When McKinney asked Amadeus whether basketball was something he wanted to pursue, she didn't think twice about signing him up at HCC.
"I was really more worried about the coach than anything, being willing to work with him or having any background in special needs," she said. "I just put on the paperwork that he had Down syndrome and that was it, and it's just kind of worked out."
It worked out because Russo was placed on Chad Reuber's team. Reuber has been coaching his third- and fourth-graders since they were kindergartners, but he also coaches Special Olympics.
"The director called and asked me for a big favor and said, 'Hey there's a new kid on the team and he's got Down syndrome. Can you take him?'" Reuber said. "It was an automatic yes for me."
Amadeus is the only child in the HCC league with a disability, but to his 11 teammates, he's just another kid.
"It's cool to be able to help him. Even if he shoots and he misses he's still really happy," said 9-year-old Barron Sholl. "I treat him exactly how I treat others. I think he needs to know that there's nothing wrong. He's fine just how he is."
Amadeus is most often in the game in a defensive role, so it comes as no surprise he says his favorite thing to do is "steal the ball and shoot."
On Jan. 17, the team was up 24-9 when teammates positioned Amadeus under the net and passed him the ball.

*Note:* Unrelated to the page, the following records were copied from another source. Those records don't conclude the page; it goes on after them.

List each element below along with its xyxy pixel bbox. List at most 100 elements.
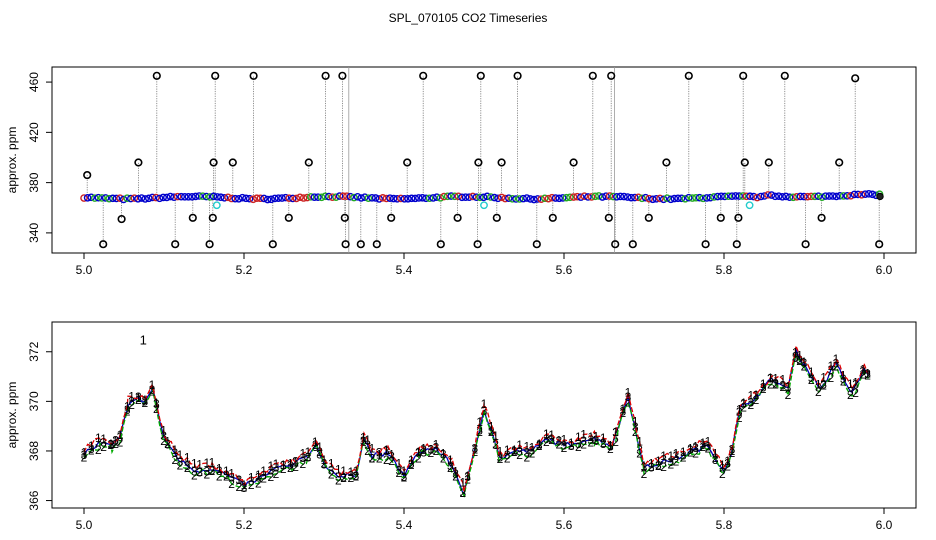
baseline-point <box>112 194 121 203</box>
series-point-label: 2 <box>376 452 383 466</box>
series-point-label: 2 <box>164 437 171 451</box>
series-point-label: 2 <box>833 359 840 373</box>
cyan-point <box>745 201 754 210</box>
baseline-point <box>458 193 466 202</box>
series-point-label: 1 <box>815 378 822 392</box>
series-point-label: 3 <box>160 429 167 443</box>
series-point-label: 2 <box>107 438 114 452</box>
baseline-point <box>793 192 801 201</box>
series-point-label: 1 <box>864 366 871 380</box>
series-point-label: 3 <box>209 463 216 477</box>
baseline-point <box>728 192 736 200</box>
series-point-label: 2 <box>287 461 294 475</box>
series-point-label: 2 <box>687 445 694 459</box>
outlier-point <box>607 71 616 80</box>
baseline-point <box>278 194 286 202</box>
baseline-point <box>868 190 877 199</box>
baseline-point <box>602 192 610 200</box>
baseline-point <box>753 193 762 202</box>
series-point-label: 1 <box>280 458 287 472</box>
baseline-point <box>796 192 805 201</box>
series-point-label: 3 <box>636 443 643 457</box>
baseline-point <box>202 192 211 201</box>
series-point-label: 3 <box>364 438 371 452</box>
baseline-point <box>569 193 578 201</box>
series-point-label: 1 <box>360 431 367 445</box>
series-point-label: 2 <box>408 458 415 472</box>
baseline-point <box>216 193 225 202</box>
series-point-label: 2 <box>184 461 191 475</box>
series-line <box>83 345 869 492</box>
baseline-point <box>306 193 315 201</box>
outlier-point <box>716 213 725 222</box>
baseline-point <box>688 194 697 202</box>
baseline-point <box>252 194 261 203</box>
series-point-label: 2 <box>673 455 680 469</box>
outlier-point <box>739 71 748 80</box>
series-point-label: 3 <box>177 455 184 469</box>
outlier-point <box>387 213 396 222</box>
baseline-point <box>134 195 142 203</box>
baseline-point <box>191 192 200 201</box>
baseline-point <box>382 194 391 203</box>
baseline-point <box>605 192 614 200</box>
series-point-label: 2 <box>141 396 148 410</box>
bottom-panel-co2-detail: 5.0 5.2 5.4 5.6 5.8 6.0 366 368 370 372 approx. pp… <box>5 321 917 532</box>
baseline-point <box>515 195 524 203</box>
series-point-label: 1 <box>420 442 427 456</box>
series-point-label: 3 <box>100 436 107 450</box>
outlier-point <box>341 240 350 249</box>
series-point-label: 2 <box>864 369 871 383</box>
series-point-label: 1 <box>117 428 124 442</box>
series-point-label: 2 <box>401 470 408 484</box>
series-point-label: 3 <box>648 460 655 474</box>
series-point-label: 2 <box>427 446 434 460</box>
x-tick-label: 5.8 <box>716 518 733 532</box>
series-point-label: 1 <box>859 362 866 376</box>
baseline-point <box>285 194 294 203</box>
outlier-point <box>453 213 462 222</box>
series-point-label: 2 <box>316 445 323 459</box>
baseline-point <box>422 194 430 203</box>
series-point-label: 1 <box>729 444 736 458</box>
series-point-label: 1 <box>415 445 422 459</box>
baseline-point <box>234 194 243 203</box>
series-point-label: 2 <box>772 377 779 391</box>
series-point-label: 1 <box>705 435 712 449</box>
baseline-point <box>839 192 848 200</box>
series-point-label: 3 <box>692 441 699 455</box>
baseline-point <box>857 191 866 199</box>
series-point-label: 3 <box>852 377 859 391</box>
series-point-label: 1 <box>476 415 483 429</box>
baseline-point <box>220 193 229 202</box>
x-tick-label: 5.0 <box>76 263 93 277</box>
series-point-label: 1 <box>641 459 648 473</box>
series-point-label: 1 <box>369 442 376 456</box>
baseline-point <box>360 193 369 201</box>
baseline-point <box>242 194 250 203</box>
y-tick-label: 380 <box>27 172 41 192</box>
series-point-label: 1 <box>555 433 562 447</box>
x-tick-label: 5.4 <box>396 263 413 277</box>
series-point-label: 3 <box>81 448 88 462</box>
baseline-point <box>170 193 178 202</box>
series-point-label: 1 <box>196 458 203 472</box>
series-point-label: 1 <box>203 456 210 470</box>
outlier-point <box>117 214 126 224</box>
series-point-label: 1 <box>724 454 731 468</box>
outlier-point <box>209 158 218 167</box>
outlier-point <box>152 71 161 80</box>
baseline-point <box>749 192 758 201</box>
series-point-label: 3 <box>612 426 619 440</box>
series-point-label: 1 <box>255 468 262 482</box>
series-point-label: 3 <box>433 441 440 455</box>
baseline-point <box>861 190 870 198</box>
baseline-point <box>699 194 708 203</box>
series-point-label: 1 <box>383 443 390 457</box>
outlier-point <box>701 240 710 249</box>
series-point-label: 2 <box>536 439 543 453</box>
baseline-point <box>479 193 488 202</box>
baseline-point <box>303 193 312 202</box>
baseline-point <box>91 194 99 202</box>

He pushed it up with both hands. The ball hit the top left corner of the backboard square and banked into the net. Teammates, coaches and the everyone in the bleachers jumped up and cheered.

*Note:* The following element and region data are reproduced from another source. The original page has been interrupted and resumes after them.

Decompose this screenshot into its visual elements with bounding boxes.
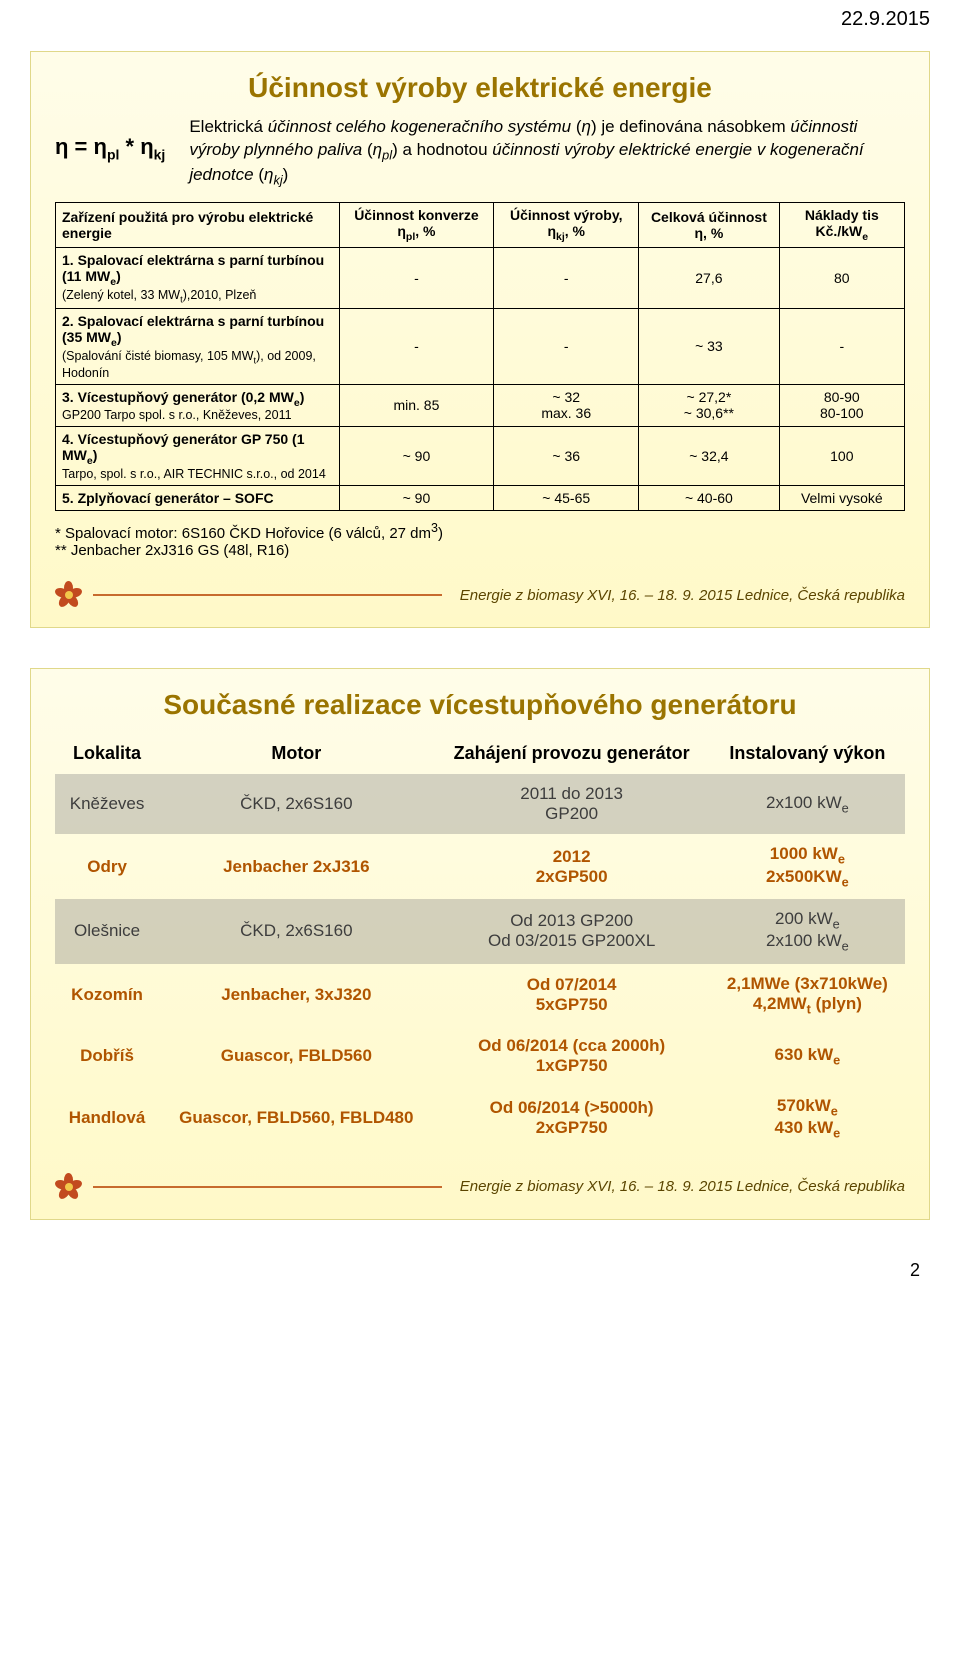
data-cell: Dobříš [55,1026,159,1086]
installations-table: Lokalita Motor Zahájení provozu generáto… [55,733,905,1151]
data-cell: min. 85 [339,384,494,427]
slide1-title: Účinnost výroby elektrické energie [55,72,905,104]
data-cell: ~ 90 [339,427,494,486]
data-cell: Guascor, FBLD560, FBLD480 [159,1086,433,1151]
table-header-row: Lokalita Motor Zahájení provozu generáto… [55,733,905,774]
flower-icon [55,1173,83,1201]
col-conv-eff: Účinnost konverze ηpl, % [339,203,494,248]
col-total-eff: Celková účinnost η, % [639,203,779,248]
equipment-cell: 1. Spalovací elektrárna s parní turbínou… [56,247,340,308]
page-number: 2 [0,1260,960,1293]
data-cell: ~ 33 [639,309,779,384]
col-prod-eff: Účinnost výroby, ηkj, % [494,203,639,248]
data-cell: Guascor, FBLD560 [159,1026,433,1086]
data-cell: 570kWe430 kWe [710,1086,905,1151]
table-row: KněževesČKD, 2x6S1602011 do 2013GP2002x1… [55,774,905,834]
data-cell: 27,6 [639,247,779,308]
equipment-cell: 4. Vícestupňový generátor GP 750 (1 MWe)… [56,427,340,486]
data-cell: Od 06/2014 (cca 2000h)1xGP750 [434,1026,710,1086]
col-location: Lokalita [55,733,159,774]
table-row: 1. Spalovací elektrárna s parní turbínou… [56,247,905,308]
table-row: DobříšGuascor, FBLD560Od 06/2014 (cca 20… [55,1026,905,1086]
equipment-cell: 2. Spalovací elektrárna s parní turbínou… [56,309,340,384]
efficiency-definition: Elektrická účinnost celého kogeneračního… [189,116,905,188]
table-row: 2. Spalovací elektrárna s parní turbínou… [56,309,905,384]
col-equipment: Zařízení použitá pro výrobu elektrické e… [56,203,340,248]
efficiency-formula: η = ηpl * ηkj [55,116,165,162]
data-cell: - [339,247,494,308]
table-row: OlešniceČKD, 2x6S160Od 2013 GP200Od 03/2… [55,899,905,964]
table-row: OdryJenbacher 2xJ31620122xGP5001000 kWe2… [55,834,905,899]
data-cell: Olešnice [55,899,159,964]
data-cell: ~ 36 [494,427,639,486]
data-cell: Kozomín [55,964,159,1026]
col-cost: Náklady tis Kč./kWe [779,203,904,248]
data-cell: Jenbacher 2xJ316 [159,834,433,899]
data-cell: - [779,309,904,384]
slide-installations: Současné realizace vícestupňového generá… [30,668,930,1220]
data-cell: ~ 32max. 36 [494,384,639,427]
data-cell: Velmi vysoké [779,486,904,511]
table-header-row: Zařízení použitá pro výrobu elektrické e… [56,203,905,248]
data-cell: ~ 90 [339,486,494,511]
data-cell: Jenbacher, 3xJ320 [159,964,433,1026]
data-cell: 80 [779,247,904,308]
data-cell: ~ 45-65 [494,486,639,511]
data-cell: 100 [779,427,904,486]
col-power: Instalovaný výkon [710,733,905,774]
efficiency-table: Zařízení použitá pro výrobu elektrické e… [55,202,905,511]
table-row: 3. Vícestupňový generátor (0,2 MWe)GP200… [56,384,905,427]
footer-text: Energie z biomasy XVI, 16. – 18. 9. 2015… [452,587,905,604]
data-cell: Od 2013 GP200Od 03/2015 GP200XL [434,899,710,964]
data-cell: - [494,309,639,384]
footer-divider [93,594,442,596]
footer-text: Energie z biomasy XVI, 16. – 18. 9. 2015… [452,1178,905,1195]
data-cell: 630 kWe [710,1026,905,1086]
slide-efficiency: Účinnost výroby elektrické energie η = η… [30,51,930,628]
footnote-1: * Spalovací motor: 6S160 ČKD Hořovice (6… [55,521,905,542]
data-cell: Od 07/20145xGP750 [434,964,710,1026]
data-cell: 1000 kWe2x500KWe [710,834,905,899]
data-cell: Od 06/2014 (>5000h)2xGP750 [434,1086,710,1151]
data-cell: - [339,309,494,384]
data-cell: ČKD, 2x6S160 [159,774,433,834]
flower-icon [55,581,83,609]
data-cell: 2x100 kWe [710,774,905,834]
data-cell: - [494,247,639,308]
footnotes: * Spalovací motor: 6S160 ČKD Hořovice (6… [55,521,905,559]
footer-divider [93,1186,442,1188]
equipment-cell: 5. Zplyňovací generátor – SOFC [56,486,340,511]
data-cell: 2011 do 2013GP200 [434,774,710,834]
slide-footer: Energie z biomasy XVI, 16. – 18. 9. 2015… [55,581,905,609]
col-start: Zahájení provozu generátor [434,733,710,774]
equipment-cell: 3. Vícestupňový generátor (0,2 MWe)GP200… [56,384,340,427]
data-cell: Handlová [55,1086,159,1151]
data-cell: 2,1MWe (3x710kWe)4,2MWt (plyn) [710,964,905,1026]
table-row: KozomínJenbacher, 3xJ320Od 07/20145xGP75… [55,964,905,1026]
slide-footer: Energie z biomasy XVI, 16. – 18. 9. 2015… [55,1173,905,1201]
page-date: 22.9.2015 [0,0,960,31]
data-cell: 80-9080-100 [779,384,904,427]
data-cell: ~ 40-60 [639,486,779,511]
data-cell: 200 kWe2x100 kWe [710,899,905,964]
data-cell: ~ 27,2*~ 30,6** [639,384,779,427]
data-cell: Kněževes [55,774,159,834]
table-row: HandlováGuascor, FBLD560, FBLD480Od 06/2… [55,1086,905,1151]
col-motor: Motor [159,733,433,774]
data-cell: 20122xGP500 [434,834,710,899]
data-cell: ~ 32,4 [639,427,779,486]
footnote-2: ** Jenbacher 2xJ316 GS (48l, R16) [55,542,905,559]
data-cell: ČKD, 2x6S160 [159,899,433,964]
formula-row: η = ηpl * ηkj Elektrická účinnost celého… [55,116,905,188]
table-row: 5. Zplyňovací generátor – SOFC~ 90~ 45-6… [56,486,905,511]
table-row: 4. Vícestupňový generátor GP 750 (1 MWe)… [56,427,905,486]
data-cell: Odry [55,834,159,899]
slide2-title: Současné realizace vícestupňového generá… [55,689,905,721]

"I'm in the stands trying not to bawl," McKinney said. "It's overwhelming joy and excitement. Yeah, it's cool that he's playing basketball. So are a lot of other 10-year-olds, but not all 10-year-olds respond to him like this team has, especially for such a tightknit team that has played together for years. They treat him like he's been there since Day One."

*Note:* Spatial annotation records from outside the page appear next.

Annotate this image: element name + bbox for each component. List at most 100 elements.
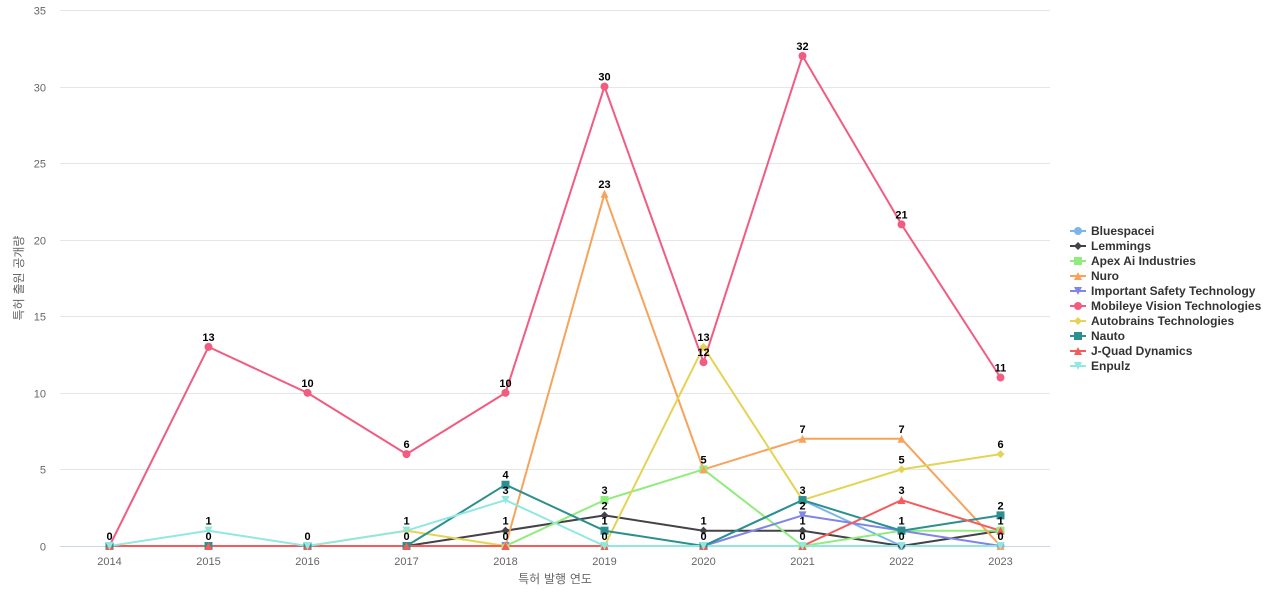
data-point-mobileye-vision-technologies [897,220,906,229]
data-label: 10 [499,378,511,390]
y-tick-label: 5 [40,465,46,477]
data-point-mobileye-vision-technologies [996,373,1005,382]
series-lines [108,54,1002,547]
data-label: 5 [700,454,706,466]
legend-item-lemmings: Lemmings [1070,239,1151,253]
x-tick-label: 2019 [592,556,616,568]
legend-item-autobrains-technologies: Autobrains Technologies [1070,314,1234,328]
data-point-enpulz [402,526,411,535]
legend-label: Enpulz [1091,359,1130,373]
data-point-nuro [600,189,609,198]
data-label: 7 [898,424,904,436]
data-label: 1 [700,516,706,528]
data-point-apex-ai-industries [600,496,609,505]
legend-item-mobileye-vision-technologies: Mobileye Vision Technologies [1070,299,1262,313]
x-tick-label: 2022 [889,556,913,568]
legend-item-nuro: Nuro [1070,269,1119,283]
data-label: 13 [202,332,214,344]
data-label: 1 [205,516,211,528]
data-label: 0 [898,531,904,543]
data-label: 32 [796,41,808,53]
data-label: 0 [106,531,112,543]
series-markers [105,51,1005,550]
data-label: 10 [301,378,313,390]
data-label: 1 [502,516,508,528]
data-point-enpulz [501,496,510,505]
data-label: 1 [898,516,904,528]
data-label: 23 [598,179,610,191]
x-tick-label: 2017 [394,556,418,568]
legend-item-important-safety-technology: Important Safety Technology [1070,284,1256,298]
data-label: 1 [997,516,1003,528]
data-point-enpulz [798,542,807,550]
data-point-nuro [798,434,807,443]
data-label: 5 [898,454,904,466]
data-point-enpulz [699,542,708,550]
data-point-lemmings [501,526,510,535]
legend-item-bluespacei: Bluespacei [1070,224,1154,238]
data-point-enpulz [996,542,1005,550]
data-label: 0 [997,531,1003,543]
data-point-nauto [600,526,609,535]
data-label: 3 [502,485,508,497]
data-label: 21 [895,209,907,221]
legend-label: Nuro [1091,269,1119,283]
legend-marker [1074,302,1082,310]
data-point-j-quad-dynamics [897,496,906,505]
data-point-nauto [996,511,1005,520]
data-point-mobileye-vision-technologies [798,51,807,60]
data-point-enpulz [303,542,312,550]
x-tick-label: 2014 [97,556,121,568]
data-point-j-quad-dynamics [204,542,213,550]
data-point-nauto [897,526,906,535]
x-tick-label: 2020 [691,556,715,568]
data-label: 30 [598,72,610,84]
data-point-nauto [501,480,510,489]
x-tick-label: 2018 [493,556,517,568]
grid-lines [60,10,1050,470]
data-label: 13 [697,332,709,344]
data-label: 1 [601,516,607,528]
data-point-autobrains-technologies [897,465,906,474]
legend-label: Important Safety Technology [1091,284,1256,298]
legend-label: Lemmings [1091,239,1151,253]
data-label: 4 [502,470,509,482]
x-tick-label: 2015 [196,556,220,568]
y-tick-label: 10 [34,389,46,401]
y-axis-ticks: 0 5 10 15 20 25 30 35 [34,6,46,554]
data-point-j-quad-dynamics [996,526,1005,535]
series-line-mobileye-vision-technologies [108,54,1002,547]
legend-item-apex-ai-industries: Apex Ai Industries [1070,254,1196,268]
data-point-enpulz [105,542,114,550]
legend-marker [1074,257,1082,265]
x-tick-label: 2021 [790,556,814,568]
data-label: 6 [403,439,409,451]
legend-marker [1074,332,1082,340]
data-label: 3 [799,485,805,497]
data-labels: 0131010061010431030233210131251032732102… [106,41,1006,543]
data-label: 3 [898,485,904,497]
data-label: 11 [995,363,1007,375]
y-tick-label: 30 [34,83,46,95]
data-point-mobileye-vision-technologies [699,358,708,367]
x-tick-label: 2016 [295,556,319,568]
data-label: 1 [799,516,805,528]
data-point-enpulz [204,526,213,535]
legend-marker [1074,227,1082,235]
legend-marker [1074,347,1082,355]
data-label: 0 [700,531,706,543]
legend-item-nauto: Nauto [1070,329,1125,343]
y-tick-label: 35 [34,6,46,18]
data-point-lemmings [699,526,708,535]
data-label: 12 [697,347,709,359]
legend-label: Nauto [1091,329,1125,343]
legend-marker [1074,287,1082,295]
data-point-mobileye-vision-technologies [402,450,411,459]
legend-label: J-Quad Dynamics [1091,344,1193,358]
data-point-mobileye-vision-technologies [600,82,609,91]
data-label: 0 [799,531,805,543]
data-point-important-safety-technology [798,511,807,520]
data-point-lemmings [798,526,807,535]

Reuber said it was easy to accept Amadeus as a member of the team because he instantly became the heart of the team.
"He's just a great kid to have around," Reuber said. "He brings a lot of laughter to the team, a lot of smiles to the team and just brings us together as a team. They have treated him not as somebody who has Down syndrome or special needs or anything like that. He's another teammate and another friend."